Le handball : d’hier à aujourd’hui avec un ex- “Barjot”

Le handball : d’hier à aujourd’hui avec un ex-“Barjot”

Des débuts de la professionnalisation au championnat du monde de cette année, on décrypte ce sport avec l'ancien pro Philippe Schaaf.

Philippe Schaaf commence à jouer au handball à l’âge de 6 ans, un peu par hasard. 
Quelques années plus tard, c’est dans les vestiaires des championnats du monde, puis de ceux des Jeux Olympiques qu’il pose son sac de sport.
Aujourd’hui, alors qu’il a mis fin à sa carrière de joueur professionnel, il nous partage ses souvenirs et son regard sur l’évolution du handball français.

Découvrir le handball

À 6 ans, Philippe Schaaf fait du judo avec un copain d’école. Mais malgré son jeune âge, il se dit déjà que son sport est ailleurs. “J’étais grand et un peu pataud et je tombais tout le temps” raconte-t-il.
Il se lance dans la découverte du handball aux côtés de son frère déjà pratiquant. “C’est l’avantage du handball, on a besoin de tous les gabarits pour construire une équipe” dit-il en souriant.

Les années passent, Philippe continue à marquer des buts sans penser à en faire son métier : “les handballeur·ses de ma génération ne jouaient pas pour gagner leur vie.” Jusqu’à la fin des années 80 - 90, le handball était uniquement un sport loisir, amateur : “ il n’y avait pas d’argent ”.

À la veille des années 1990, Philippe a 20 ans. Certains clubs français se professionnalisent et
“libérent du temps aux joueurs pour qu’ils pratiquent”.
Philippe Schaaf quitte donc la ville où il a grandi, Strasbourg, direction : le club de Créteil. On nous payait un appartement et on nous donnait 4000 francs. On vivait, mais tout juste.”  Peu lui importe, pour jouer au handball, Philippe “aurait tout fait”.
Un an plus tard, on lui propose de jouer et de s’entraîner davantage, avec un revenu : “je me suis dit, waouh, mais où est-ce que je signe ?”

Le handballeur fait partie de la première génération de joueurs professionnels, aussi baptisée “Les Barjots”.


Ce surnom est donné à la première Équipe de France masculine professionnelle de handball entre 1933 et 1966. "Les Barjots" décrochent une médaille olympique en 1995. Une récompense qui se distingue également comme le premier titre mondial français remporté par un sport collectif.
Pourquoi “Les Barjots” ? Pour représenter l’esprit toujours amateur ainsi que la convivialité de cette équipe au niveau professionnel.
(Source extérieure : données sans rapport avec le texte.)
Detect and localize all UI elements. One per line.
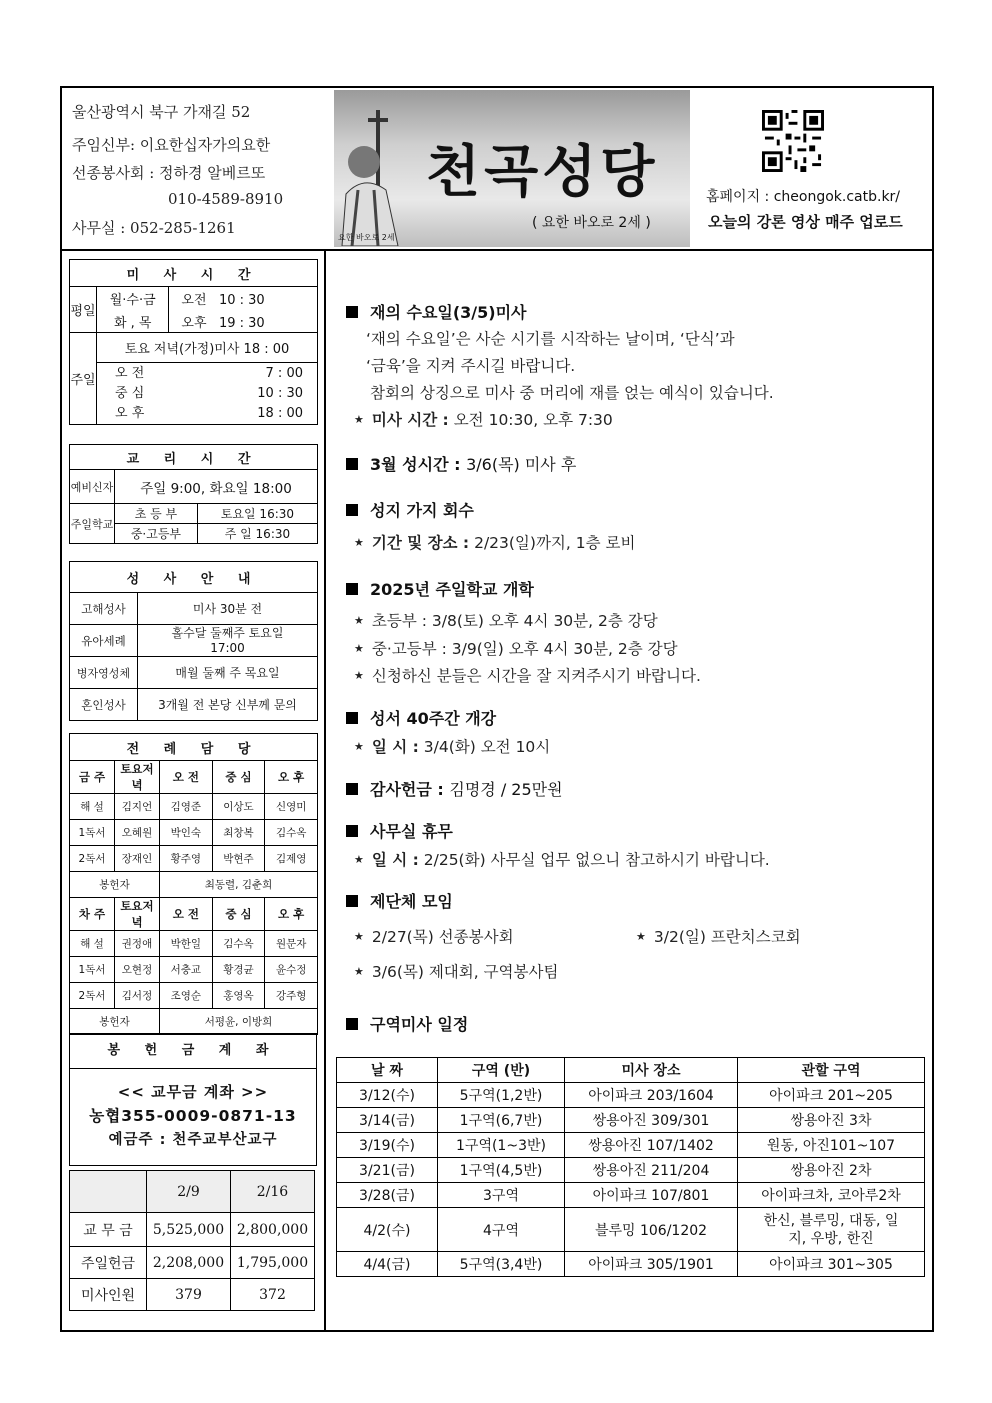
cell: 오현정 <box>115 957 160 983</box>
school-label: 주일학교 <box>70 504 115 544</box>
mass-times-table <box>69 259 318 425</box>
this-week-h4: 오 후 <box>265 761 318 794</box>
notice-ash-line2: ‘금육’을 지켜 주시길 바랍니다. <box>366 357 576 375</box>
finance-label: 미사인원 <box>70 1279 147 1311</box>
cell: 윤수정 <box>265 957 318 983</box>
sacrament-name-4: 혼인성사 <box>70 689 138 721</box>
office-phone: 사무실 : 052-285-1261 <box>72 219 236 237</box>
district-h2: 미사 장소 <box>565 1058 738 1083</box>
table-row <box>337 1133 925 1158</box>
sunday-name-2: 중 심 <box>115 385 145 401</box>
sacrament-detail-1: 미사 30분 전 <box>138 593 318 625</box>
table-row <box>337 1252 925 1277</box>
offertory-names: 서평윤, 이방희 <box>160 1009 318 1035</box>
cell: 3구역 <box>438 1183 565 1208</box>
mass-times-title: 미 사 시 간 <box>70 260 318 287</box>
catechumen-time: 주일 9:00, 화요일 18:00 <box>115 470 318 504</box>
sunday-label: 주일 <box>70 333 97 425</box>
notice-groups-line2: ★ 3/2(일) 프란치스코회 <box>636 928 801 946</box>
weekday-time-2: 19 : 30 <box>218 315 265 331</box>
finance-value: 2,800,000 <box>231 1213 315 1247</box>
cell: 1구역(4,5반) <box>438 1158 565 1183</box>
cell: 황경균 <box>212 957 265 983</box>
table-row <box>70 846 318 872</box>
council: 선종봉사회 : 정하경 알베르또 <box>72 164 266 182</box>
finance-label: 교 무 금 <box>70 1213 147 1247</box>
liturgy-table <box>69 733 318 1035</box>
notice-palm-title: 성지 가지 회수 <box>346 498 474 521</box>
finance-value: 379 <box>147 1279 231 1311</box>
next-week-h2: 오 전 <box>160 898 213 931</box>
offertory-label: 봉헌자 <box>70 872 160 898</box>
cell: 1독서 <box>70 957 115 983</box>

Le handball : d’hier à aujourd’hui avec un ex- “Barjot”

“Mes amis me prenaient les cours, je révisais dans les bus quand on partait en déplacement. ”

Le handball : d’hier à aujourd’hui avec un ex- “Barjot”

Ce qui change quand on devient sportif·ve pro

Quand on passe professionnel·le, “notre priorité devient le sportreconnaît l’ancien joueur pro. Il ajoute : “tout ce qui est à côté devient presque accessoire” et il n’est pas toujours facile de trouver un équilibre.
De son côté, lorsqu’il est passé professionnel, Philippe a quand même continué les études, mais il n’a pas pu finir. “J’étais toujours parti”, explique-t-il ainsi.
À cette époque, les cursus scolaires n’étaient pas encore, comme aujourd’hui, adaptés à cette charge sportive : “mes amis me prenaient les cours, je révisais dans les bus quand on partait en déplacement” se souvient-il.
Il termine tout de même ses études à la fin de sa carrière.

S'il a mis fin à sa carrière professionnelle en 2003, Philippe Schaaf garde un pied (voire deux) dans le hand, en jouant pour le loisir et en entraînant des équipes jeunes.
Il suit donc de près l’évolution du sport.

Et aujourd’hui, comment devient-on handballeur·se pro ?

“Maintenant, les jeunes suivent des circuits de formations, et hors circuit, c’est très compliqué d’obtenir un contrat professionnel. À mon époque, on pouvait passer à travers les mailles du filet”.

Selon Philippe Schaaf, c’est ce suivi de la performance et du haut niveau qui fait aujourd’hui le succès du sport en France, mais “cela peut aussi être dangereux”.
Il explique : “poussés à outrance, les jeunes peuvent négliger leurs études et se dire que de toute façon, ils gagneront suffisamment d’argent en pratiquant leur sport.” Pourtant, il le rappelle, “des élu·es pour le très haut niveau, il n’y en a pas beaucoup”.
Mais ne vous découragez pas  ! Le secret, selon Philippe, c’est de toujours tenter sans pour autant “mettre tous ses œufs dans le même panier et ne penser qu’au sport”. D’autant plus que, même à haut niveau, une blessure peut mettre un terme prématuré à une carrière.

Pour devenir joueur·se professionnel·le Philippe Schaaf ne cache pas qu’il faut également être capable de s’investir personnellement, et ce, de manière intense :  “le haut niveau, c'est ingrat, il faut être prêt à faire beaucoup d’efforts pour parfois peu de récompense au bout”, reconnaît-il. Sur ce point, il précise qu’il en est de même selon l’époque et les sports.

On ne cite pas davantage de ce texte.